CTX PROTECTION SOCIALE, 2 décembre 2024 — 22/00890

Consultation Cour de cassation — CTX PROTECTION SOCIALE

Texte intégral

MINUTE : 24/ DOSSIER : N° RG 22/00890 - N° Portalis DBX4-W-B7G-RIEF AFFAIRE : S.A.S.U. [12] / [8] NAC : 89E

TRIBUNAL JUDICIAIRE DE TOULOUSE

POLE SOCIAL

JUGEMENT DU 02 DECEMBRE 2024

COMPOSITION DU TRIBUNAL lors des débats et du délibéré :

Président Christophe THOUY, Juge

Assesseurs Christine GOUEZ, Assesseur Employeur du Régime général [T] [X], Collège salarié du régime général

Greffier Amandine CAZALAS-LACASSIN,

DEMANDERESSE

S.A.S.U. [11] [Localité 14], dont le siège social est sis [Adresse 1]

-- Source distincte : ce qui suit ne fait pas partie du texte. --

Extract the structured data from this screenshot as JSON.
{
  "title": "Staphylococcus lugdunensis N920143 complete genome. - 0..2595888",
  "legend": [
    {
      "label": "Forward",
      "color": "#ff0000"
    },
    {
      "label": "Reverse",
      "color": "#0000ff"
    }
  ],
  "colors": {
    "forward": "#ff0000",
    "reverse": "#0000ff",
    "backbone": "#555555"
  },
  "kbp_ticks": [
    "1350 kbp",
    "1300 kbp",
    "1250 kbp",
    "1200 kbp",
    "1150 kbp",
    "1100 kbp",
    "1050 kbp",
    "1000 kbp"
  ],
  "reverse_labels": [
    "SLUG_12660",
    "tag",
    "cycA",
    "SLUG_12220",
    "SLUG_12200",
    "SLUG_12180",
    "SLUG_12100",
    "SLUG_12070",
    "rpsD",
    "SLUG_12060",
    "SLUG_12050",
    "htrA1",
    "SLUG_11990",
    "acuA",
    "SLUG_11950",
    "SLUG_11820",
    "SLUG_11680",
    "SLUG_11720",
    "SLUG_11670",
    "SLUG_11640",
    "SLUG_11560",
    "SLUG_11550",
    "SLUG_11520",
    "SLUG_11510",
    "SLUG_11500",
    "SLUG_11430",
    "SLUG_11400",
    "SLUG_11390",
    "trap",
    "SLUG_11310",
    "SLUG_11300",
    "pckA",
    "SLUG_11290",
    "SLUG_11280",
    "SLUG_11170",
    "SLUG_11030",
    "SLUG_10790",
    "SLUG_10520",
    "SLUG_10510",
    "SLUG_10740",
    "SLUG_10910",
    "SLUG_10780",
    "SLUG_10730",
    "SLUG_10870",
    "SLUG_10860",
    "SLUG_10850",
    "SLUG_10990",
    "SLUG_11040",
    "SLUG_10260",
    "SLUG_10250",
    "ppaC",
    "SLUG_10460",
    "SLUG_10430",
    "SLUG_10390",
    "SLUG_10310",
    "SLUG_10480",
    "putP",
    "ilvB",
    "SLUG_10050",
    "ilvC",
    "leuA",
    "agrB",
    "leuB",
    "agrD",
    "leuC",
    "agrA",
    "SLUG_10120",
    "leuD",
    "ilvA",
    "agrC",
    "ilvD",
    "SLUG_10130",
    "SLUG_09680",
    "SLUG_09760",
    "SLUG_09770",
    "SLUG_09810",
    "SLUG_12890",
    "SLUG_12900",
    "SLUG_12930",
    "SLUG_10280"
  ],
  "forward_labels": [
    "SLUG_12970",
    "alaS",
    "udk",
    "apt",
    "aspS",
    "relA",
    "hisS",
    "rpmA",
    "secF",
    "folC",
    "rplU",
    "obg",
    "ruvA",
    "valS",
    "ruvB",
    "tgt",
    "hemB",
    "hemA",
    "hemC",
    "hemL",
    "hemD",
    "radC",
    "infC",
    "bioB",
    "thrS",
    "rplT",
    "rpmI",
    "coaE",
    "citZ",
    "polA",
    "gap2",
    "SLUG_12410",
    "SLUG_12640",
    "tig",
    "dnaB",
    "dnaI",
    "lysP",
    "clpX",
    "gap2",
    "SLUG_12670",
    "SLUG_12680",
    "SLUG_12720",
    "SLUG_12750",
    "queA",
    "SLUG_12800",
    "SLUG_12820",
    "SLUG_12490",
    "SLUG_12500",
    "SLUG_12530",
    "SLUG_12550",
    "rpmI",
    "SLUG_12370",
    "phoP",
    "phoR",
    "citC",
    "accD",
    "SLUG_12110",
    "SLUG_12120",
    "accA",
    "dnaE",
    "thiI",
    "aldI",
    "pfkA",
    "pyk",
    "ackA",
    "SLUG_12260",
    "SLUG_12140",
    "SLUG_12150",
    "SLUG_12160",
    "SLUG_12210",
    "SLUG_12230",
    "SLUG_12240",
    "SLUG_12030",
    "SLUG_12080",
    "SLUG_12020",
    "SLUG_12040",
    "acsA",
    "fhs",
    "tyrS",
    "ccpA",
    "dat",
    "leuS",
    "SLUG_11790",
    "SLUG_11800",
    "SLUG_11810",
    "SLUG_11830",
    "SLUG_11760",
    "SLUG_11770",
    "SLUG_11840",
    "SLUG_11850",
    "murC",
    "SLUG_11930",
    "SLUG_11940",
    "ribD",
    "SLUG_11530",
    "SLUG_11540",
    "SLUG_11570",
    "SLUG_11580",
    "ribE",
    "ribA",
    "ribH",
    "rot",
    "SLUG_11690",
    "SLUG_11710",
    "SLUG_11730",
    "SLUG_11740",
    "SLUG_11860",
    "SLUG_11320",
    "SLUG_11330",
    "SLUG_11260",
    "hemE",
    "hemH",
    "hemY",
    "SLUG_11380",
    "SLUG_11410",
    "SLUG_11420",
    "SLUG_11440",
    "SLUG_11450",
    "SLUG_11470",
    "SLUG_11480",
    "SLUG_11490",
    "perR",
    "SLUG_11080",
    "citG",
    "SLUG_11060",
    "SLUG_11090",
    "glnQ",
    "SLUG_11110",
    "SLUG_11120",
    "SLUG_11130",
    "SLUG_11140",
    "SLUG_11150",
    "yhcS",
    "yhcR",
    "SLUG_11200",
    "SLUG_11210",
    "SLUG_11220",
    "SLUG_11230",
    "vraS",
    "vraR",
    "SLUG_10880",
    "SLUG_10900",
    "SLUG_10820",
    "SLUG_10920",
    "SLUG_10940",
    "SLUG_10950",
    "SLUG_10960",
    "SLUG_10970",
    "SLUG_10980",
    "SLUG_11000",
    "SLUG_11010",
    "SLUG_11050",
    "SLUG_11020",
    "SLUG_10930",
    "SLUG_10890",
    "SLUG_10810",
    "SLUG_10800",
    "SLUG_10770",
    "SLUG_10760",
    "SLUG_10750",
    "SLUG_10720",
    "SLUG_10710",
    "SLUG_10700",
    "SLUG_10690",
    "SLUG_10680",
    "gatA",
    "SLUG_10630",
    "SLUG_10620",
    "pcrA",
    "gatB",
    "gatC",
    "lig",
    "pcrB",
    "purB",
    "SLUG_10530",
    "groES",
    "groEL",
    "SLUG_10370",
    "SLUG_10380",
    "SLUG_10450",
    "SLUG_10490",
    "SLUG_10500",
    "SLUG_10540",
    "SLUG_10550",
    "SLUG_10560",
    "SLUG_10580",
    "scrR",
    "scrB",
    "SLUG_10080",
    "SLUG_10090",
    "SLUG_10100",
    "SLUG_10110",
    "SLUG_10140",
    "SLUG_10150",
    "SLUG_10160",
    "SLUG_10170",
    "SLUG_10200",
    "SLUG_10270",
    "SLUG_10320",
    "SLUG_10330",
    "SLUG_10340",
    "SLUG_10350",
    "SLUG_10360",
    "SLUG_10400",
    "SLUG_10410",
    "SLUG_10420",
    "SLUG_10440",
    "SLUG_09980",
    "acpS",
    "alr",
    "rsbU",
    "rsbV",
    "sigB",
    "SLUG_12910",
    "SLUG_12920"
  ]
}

représentée par Me Grégory KUZMA de la SELARL R&K AVOCATS, avocats au barreau de LYON

DEFENDERESSE

[8], dont le siège social est sis [Adresse 13]

représentée par Mme [G] [M] munie d’un pouvoir spécial

DEBATS : en audience publique du 30 Septembre 2024

MIS EN DELIBERE au 02 Décembre 2024

JUGEMENT : signé par le président et le greffier et mis à disposition le 02 Décembre 2024

FAITS, PROCEDURE, MOYENS ET PRETENTIONS DES PARTIES

Mme [C] [P], salariée de la société [11] [Localité 14] a déclaré la survenance d'un accident en date du 29 juillet 2021, selon déclaration d'accident du travail du 30 juillet 2021 et certificat médical initial du 29 juillet 2021.

Par décision du 25 octobre 2021, la [5] ([7]) de la Haute-Garonne a informé la société [11] [Localité 14] de la prise en charge de cet accident au titre de la législation professionnelle.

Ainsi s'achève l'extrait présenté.